Baseado em fatos reais, o curta de Timo von Gunten, já com boa bagagem como diretor desse tipo de obra, tem uma roupagem de fábula, algo que é amplificado pelas viagens diárias de Elise (a senhora) para a cidadezinha francesa mais próxima onde tem uma padaria (ou melhor, uma boulangerie) que vive semi-abandonada. A leveza toma conta da forma como von Gunten retrata o dia-a-dia da senhora, em uma rotina constante e imutável, mas que vai aos poucos ganhando mais vida por diversos pequenos fatores aqui e ali catalisados pelo contato mais “próximo” entre ela e o condutor. Birkin está ótima no papel e captura a atenção do espectador muito facilmente com seu ar meio-abilolado, meio-apaixonado que esquenta corações.
O curta, porém, sofre de alguns problemas, o maior deles sendo o uso de uma computação gráfica de baixa qualidade que mais distrai do que acrescenta. É desnecessário mostras as cartas do condutor voando digitalmente pela tela, assim como sobrepor Elise a um fundo digital em determinadas sequências deixa transparecer uma artificialidade que atrapalha. Ao tentar sofisticar, von Gunten acaba retirando o espectador da narrativa, fazendo com que ele inadvertidamente fique mais preocupado com a estranheza da fotografia digital do que com a história de Elise.

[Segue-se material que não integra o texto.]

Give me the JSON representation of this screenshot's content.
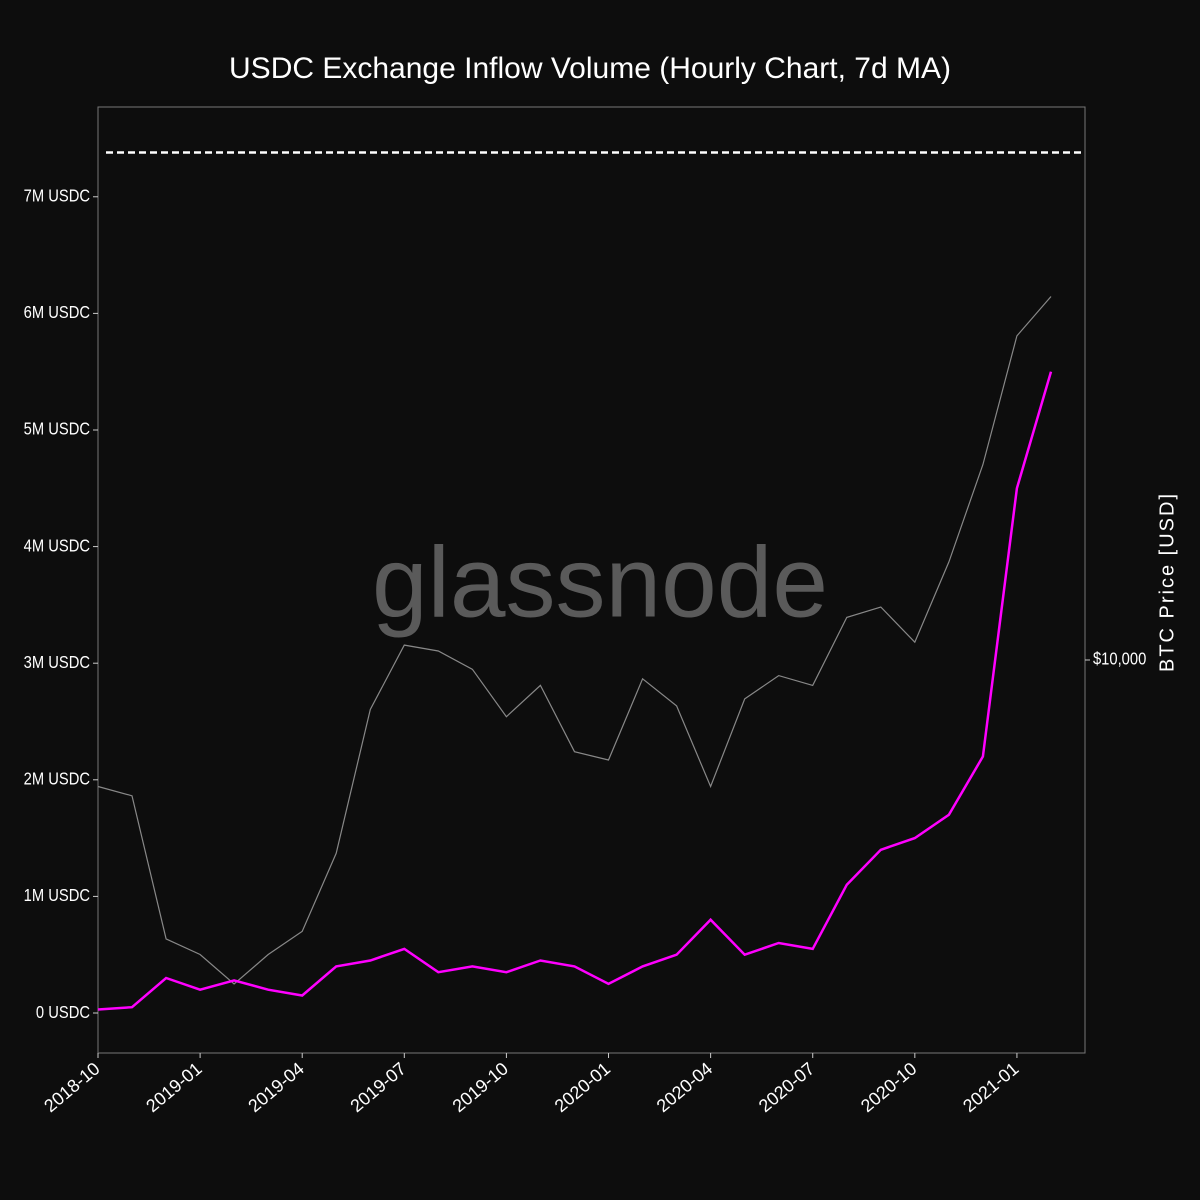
{
  "chart_data": {
    "type": "line",
    "title": "USDC Exchange Inflow Volume (Hourly Chart, 7d MA)",
    "watermark": "glassnode",
    "y2label": "BTC Price [USD]",
    "x": [
      "2018-10",
      "2018-11",
      "2018-12",
      "2019-01",
      "2019-02",
      "2019-03",
      "2019-04",
      "2019-05",
      "2019-06",
      "2019-07",
      "2019-08",
      "2019-09",
      "2019-10",
      "2019-11",
      "2019-12",
      "2020-01",
      "2020-02",
      "2020-03",
      "2020-04",
      "2020-05",
      "2020-06",
      "2020-07",
      "2020-08",
      "2020-09",
      "2020-10",
      "2020-11",
      "2020-12",
      "2021-01",
      "2021-02"
    ],
    "xlim": [
      "2018-10",
      "2021-03"
    ],
    "xticks": [
      "2018-10",
      "2019-01",
      "2019-04",
      "2019-07",
      "2019-10",
      "2020-01",
      "2020-04",
      "2020-07",
      "2020-10",
      "2021-01"
    ],
    "series": [
      {
        "color": "#888888",
        "axis": "y2",
        "values": [
          6600,
          6400,
          4000,
          3800,
          3450,
          3800,
          4100,
          5300,
          8500,
          10500,
          10300,
          9700,
          8300,
          9200,
          7400,
          7200,
          9400,
          8600,
          6600,
          8800,
          9500,
          9200,
          11500,
          11900,
          10600,
          13800,
          19000,
          29000,
          33000
        ]
      },
      {
        "color": "#ff00ff",
        "values": [
          30000,
          50000,
          300000,
          200000,
          280000,
          200000,
          150000,
          400000,
          450000,
          550000,
          350000,
          400000,
          350000,
          450000,
          400000,
          250000,
          400000,
          500000,
          800000,
          500000,
          600000,
          550000,
          1100000,
          1400000,
          1500000,
          1700000,
          2200000,
          4500000,
          5500000
        ]
      }
    ],
    "ylim": [
      -343000,
      7770000
    ],
    "yticks": [
      {
        "value": 0,
        "label": "0 USDC"
      },
      {
        "value": 1000000,
        "label": "1M USDC"
      },
      {
        "value": 2000000,
        "label": "2M USDC"
      },
      {
        "value": 3000000,
        "label": "3M USDC"
      },
      {
        "value": 4000000,
        "label": "4M USDC"
      },
      {
        "value": 5000000,
        "label": "5M USDC"
      },
      {
        "value": 6000000,
        "label": "6M USDC"
      },
      {
        "value": 7000000,
        "label": "7M USDC"
      }
    ],
    "y2lim": [
      2750,
      61500
    ],
    "y2log": true,
    "y2ticks": [
      {
        "value": 10000,
        "label": "$10,000"
      }
    ],
    "hline": {
      "value": 7380000,
      "color": "#ffffff",
      "style": "dashed"
    }
  }
}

Mas La Femme et le TGV ainda é um simpático conto de fadas que merece apreciação. Não é memorável de forma alguma, mas diverte e gerará sorrisos.
Direção: Timo von Gunten
Roteiro: Timo von Gunten
Elenco: Jane Birkin, Julie Dray, Lucien Guignard, Nicolas Heini, Mathieu Bisson, Viola von Scarpatetti
Duração: 30 min.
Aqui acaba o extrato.